You know as the viewer, that something has to happen and the underlying friction between the women leads to a terrible moment when the boat, the guide and the women are thrown into the river and disappear into the rapids. The women find each other on the banks, but their guide is missing and without knowledge of the river or nature, they are left to fend for themselves that night. When Guy does not show by the next morning, they come to the shocking realization that they are on their own and that they need each other.

As with all good hero stories, each of the characters finds herself as well as her strengths. Some emotional scenes where disclosure to the others leads to liberation and intimacy, and this cleansing has every woman experiencing herself in a new way.

The film hosts some recognized faces and also new talent. I enjoyed each performance because the characters were seamless. I found it difficult to tell the actress and the character  apart and so give kudos to the actresses for their performances. I can not say much about the guide, his character had a small role to play, and he did not really have a chance to show off his talent.

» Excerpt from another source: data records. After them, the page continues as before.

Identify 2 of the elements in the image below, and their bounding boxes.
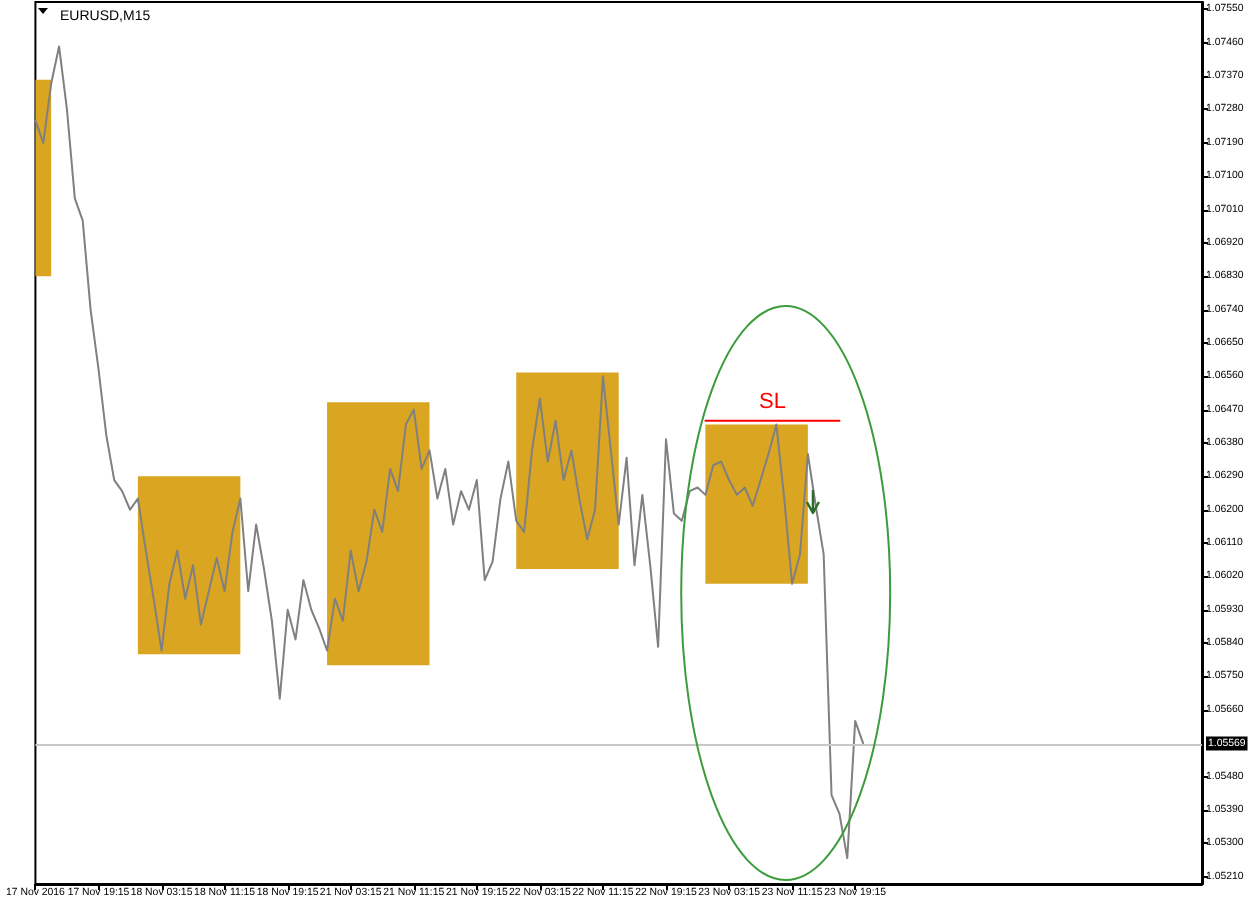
line-series [34, 45, 865, 860]
series-label: SL [759, 389, 786, 414]
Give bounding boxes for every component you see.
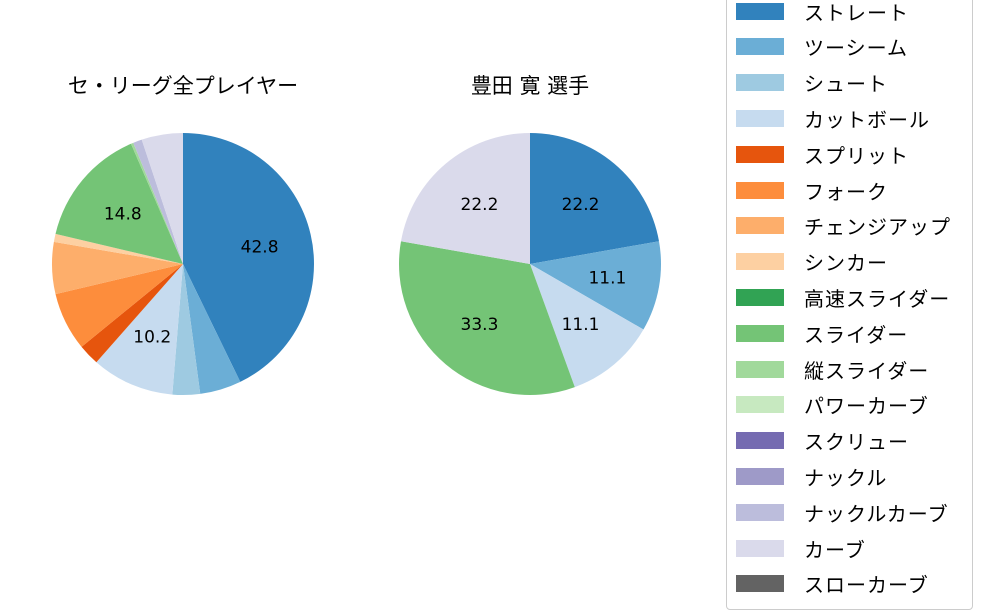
left-chart-title: セ・リーグ全プレイヤー bbox=[67, 74, 299, 98]
slice-value-label: 11.1 bbox=[588, 269, 626, 289]
legend-swatch bbox=[736, 432, 784, 450]
legend-label: スプリット bbox=[804, 143, 909, 168]
legend-label: フォーク bbox=[804, 179, 888, 204]
legend-item: ナックル bbox=[736, 464, 888, 490]
pie-slice bbox=[183, 264, 241, 394]
legend-label: チェンジアップ bbox=[804, 215, 951, 240]
legend-label: スライダー bbox=[804, 322, 909, 347]
legend-item: ナックルカーブ bbox=[736, 500, 949, 526]
right-chart-title: 豊田 寛 選手 bbox=[470, 74, 590, 98]
legend-item: スプリット bbox=[736, 142, 909, 168]
pie-slice bbox=[400, 133, 530, 264]
legend-swatch bbox=[736, 539, 784, 557]
legend-label: 縦スライダー bbox=[804, 358, 930, 383]
legend-swatch bbox=[736, 575, 784, 593]
legend-swatch bbox=[736, 467, 784, 485]
legend-label: 高速スライダー bbox=[804, 286, 951, 311]
player-pie-chart: 22.2 11.1 11.1 33.3 22.2 bbox=[398, 133, 661, 395]
slice-value-label: 42.8 bbox=[241, 237, 279, 257]
legend-label: カーブ bbox=[804, 537, 866, 562]
legend-swatch bbox=[736, 396, 784, 414]
slice-value-label: 14.8 bbox=[104, 205, 142, 225]
legend-label: ナックル bbox=[804, 465, 888, 490]
legend-label: スクリュー bbox=[804, 430, 909, 455]
pie-slice bbox=[96, 264, 183, 395]
legend-item: スローカーブ bbox=[736, 572, 929, 598]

At this point, the storytelling stops to avoid spoilers, and I tell you how much I enjoyed this Afrikaans “chick flick” movie. As an English-speaking South African, I have developed a sincere appreciation for the Afrikaans way of telling a story. It’s subtle, not over the top and real. The gentleness and compassion for the fractured parts in every woman will not fail to touch even the most hardened female heart – we cannot help but recognize ourselves in these women. The storytelling is honest and straightforward, and for this reason, I can applaud another Afrikaans film this year.